[Crash Course] Psychology: XXIII XIV Intelligence & Bias

Intelligence: the ability to learn from experience, solve problems, and use knowledge to adapt to new experiences.

Intelligence test: a method for assessing an individual's mental aptitudes and comparing them with those of others, using numerical scores.

Spearman and Thurstone: Spatial ability, verbal comprehension, word fluency, perceptual speed, numerical ability, inductive reasoning, memory.

Howard Gardner: Intelligence is multiple abilities that come in different forms. Musical, mathematical, linguistic, naturalist, interpersonal, intrapersonal spatial, kinethetic abilities.

Robert Sternberg: Analytical (problem-solving intelligence), creative (ability to adapt to new situations), practical intelligence (for everyday tasks).

Svant syndrome: a condition in which a person otherwise limited in mental ability has an exceptional specific skill, such as in computation or drawing.

Creativity: expertise, imaginative thinking, venturesome personality, creative environment.

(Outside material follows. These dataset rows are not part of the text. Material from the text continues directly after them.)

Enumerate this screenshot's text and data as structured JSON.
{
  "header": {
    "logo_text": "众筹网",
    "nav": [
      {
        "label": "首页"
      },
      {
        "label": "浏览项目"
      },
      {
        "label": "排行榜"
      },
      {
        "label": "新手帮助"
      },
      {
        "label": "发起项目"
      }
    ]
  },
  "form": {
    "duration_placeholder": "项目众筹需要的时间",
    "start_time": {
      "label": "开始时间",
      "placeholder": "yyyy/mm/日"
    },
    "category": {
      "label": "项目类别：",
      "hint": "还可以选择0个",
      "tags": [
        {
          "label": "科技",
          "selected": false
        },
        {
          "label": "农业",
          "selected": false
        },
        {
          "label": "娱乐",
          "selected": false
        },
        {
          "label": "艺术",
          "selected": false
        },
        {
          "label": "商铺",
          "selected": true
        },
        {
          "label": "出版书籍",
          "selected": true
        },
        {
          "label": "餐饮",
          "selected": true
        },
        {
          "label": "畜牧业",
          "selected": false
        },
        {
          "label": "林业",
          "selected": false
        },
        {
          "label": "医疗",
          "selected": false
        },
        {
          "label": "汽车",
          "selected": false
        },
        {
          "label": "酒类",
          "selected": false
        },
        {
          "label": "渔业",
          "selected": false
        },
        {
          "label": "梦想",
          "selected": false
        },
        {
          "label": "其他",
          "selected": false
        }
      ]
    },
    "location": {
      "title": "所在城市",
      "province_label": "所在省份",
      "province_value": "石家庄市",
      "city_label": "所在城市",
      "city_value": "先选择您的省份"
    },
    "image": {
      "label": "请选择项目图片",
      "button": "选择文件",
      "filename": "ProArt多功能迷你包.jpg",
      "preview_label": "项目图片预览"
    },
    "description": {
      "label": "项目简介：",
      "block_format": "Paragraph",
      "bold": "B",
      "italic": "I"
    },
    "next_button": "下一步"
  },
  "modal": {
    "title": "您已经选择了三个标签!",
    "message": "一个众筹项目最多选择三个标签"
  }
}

Emotional intelligence, defined in 1997 by psychologist Peter Salovey and John Mayer, is the ability to perceive, to understand, manage, and use emotions. [Plenty of smart people who have a hard time processing social information.] -Perceiving emotions: being able to recognise them in faces, and even in music, film, and stories. -Understanding emotions: being able to predict them and how they might change. -Manage emotions: knowing how to appropriately express yourself in various situations. Emotional intelligence also means using emotions to enable adaptive or creative thinking.

Francis Galton: [eugenics] The first attempts to measure intelligence in the western world began with English scientist Francis Galton in the eighteen hundreds. Taking the page from his famous brother Charles Darwin's theories on natural selection, Galton wondered how that premise might extend to human's natural ability when it came to intelligence. He suggested that our smarts have a lot to do with heredity, so if we encouraged smart people to breed with each other, we could essentially create a master race of geniuses. If that sounds a little sketchy, because, it was, like, really really sketchy!

Enter Alfred Binet and Theodore Simon: measure child's so-called mental age. The concept of a child's mental age is essentially the level of performance associated with a cerain chronological age. Binet believed that his tests could measure a child's current mental abilities, but that intelligence wasn't a fixed, inborn thing. He believed that a person's capabilities could be raised with proper attentions, self-discipline, and practice. He was hoping that his tests would improve children's education by identifying those who needed extra attention. But Binet also feared that these tests would, in the wrong hands, be used to do the opposite: labeling children as 'lost causes', limiting their opportunities. And wow was he on to something, because that is pretty much exactly what happened.

William Stern: Intelligence quotient (IQ): mental age/ chronolgical age * 100

Lewis Terman: Improved and promoted the IQ measurement to the entire America, using these numerical findings as a kind of label.

In the first half of 20th century, intelligence test scores were used to enforce the sterilisation of about 60,000 people. Poor African American, Native American, and Latina women being forcibly or covertly sterilised in largely numbers as recently as the 1970s. The Nazi: they seterilised or simply excuted hundreds of thousands of victims based on their answers to (pseudo-) IQ test questions.

=============== Today we think intelligence as determined by a series of factors related to genetics, environment, education, and perhaps even randomness itself.

The Wechsler adult intelligence scale or WAIS The Wechsler intelligence scale for children or WISC

Cognitive tests usually fall into one of two categories: -Achievement test: a test designed to assess what a person has learned. -Apptitude test: a test designed to predict a person's future performance, aptittde is the capacity to learn.

-Standardised, defining meaningful scores by comparison with the performance of a pretested group. Bell-curve. -Reliable, the extent to which a test yields consistent results. -Valid, the extent to which a test measures or predicts what it is supposed to.

The risk of bias may even fall to the test-takers' own expectations.

Stereotype threat: a self-confirming concern that one will be evaluated based on a negative stereotype.